Insektengiftallergie

Definition

Als Insektengiftallergie werden allergische Reaktionen auf das Gift bestimmter Insekten bezeichnet. Meist manifestieren sie sich als gesteigerte Lokalreaktionen (bis zu 25 % der Bevölkerung), oder aber als systemischische Soforttypreaktion (Anaphylaxie, bis zu 3,5 % der Bevölkerung. Damit ist die Insektengiftallergie in Deutschland bei Erwachsenen die häufigste Ursache für eine Anaphylaxie.

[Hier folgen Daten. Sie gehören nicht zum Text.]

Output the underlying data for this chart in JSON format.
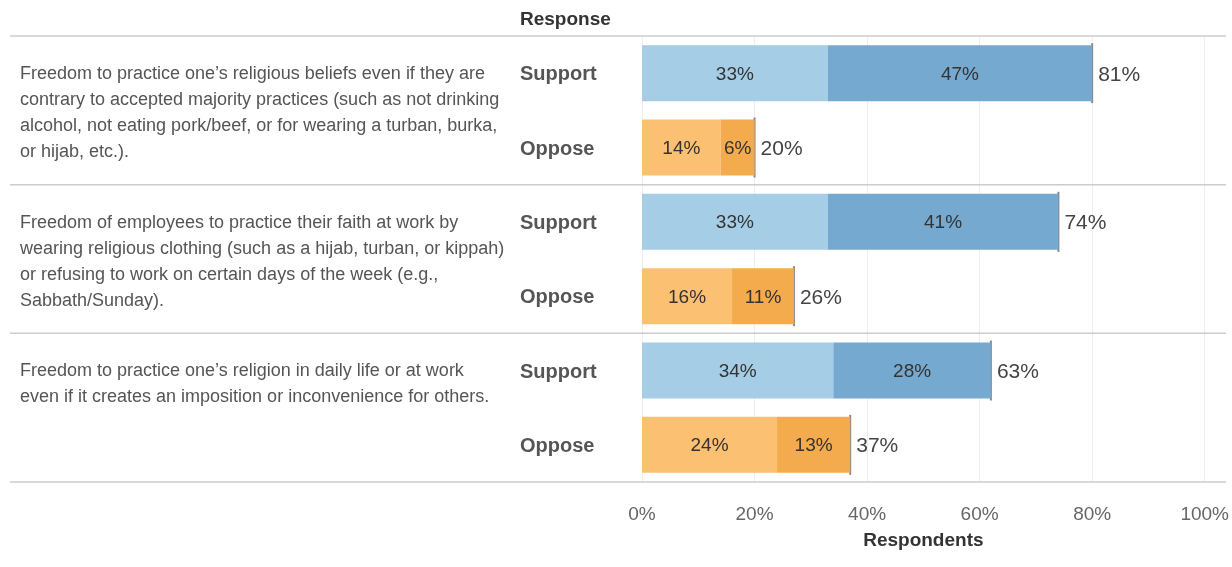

In der Regel handelt es sich um Bienen- und Wespenstiche, die eine allergische Reaktion hervorrufen. Seltener sind Probleme nach Hummel- und Hornissenstichen.

In Deutschland treten jährlich etwa 20 Todesfälle nach Kontakt mit Bienen, Wespen oder Hummeln auf, die Dunkelziffer könnte aber höher sein.

Personen mit häufiger Expostion (z.B. Imker, Obst- und Bäckereiverkäufer) haben ein erhöhtes Risiko für eine Insektengiftallergie.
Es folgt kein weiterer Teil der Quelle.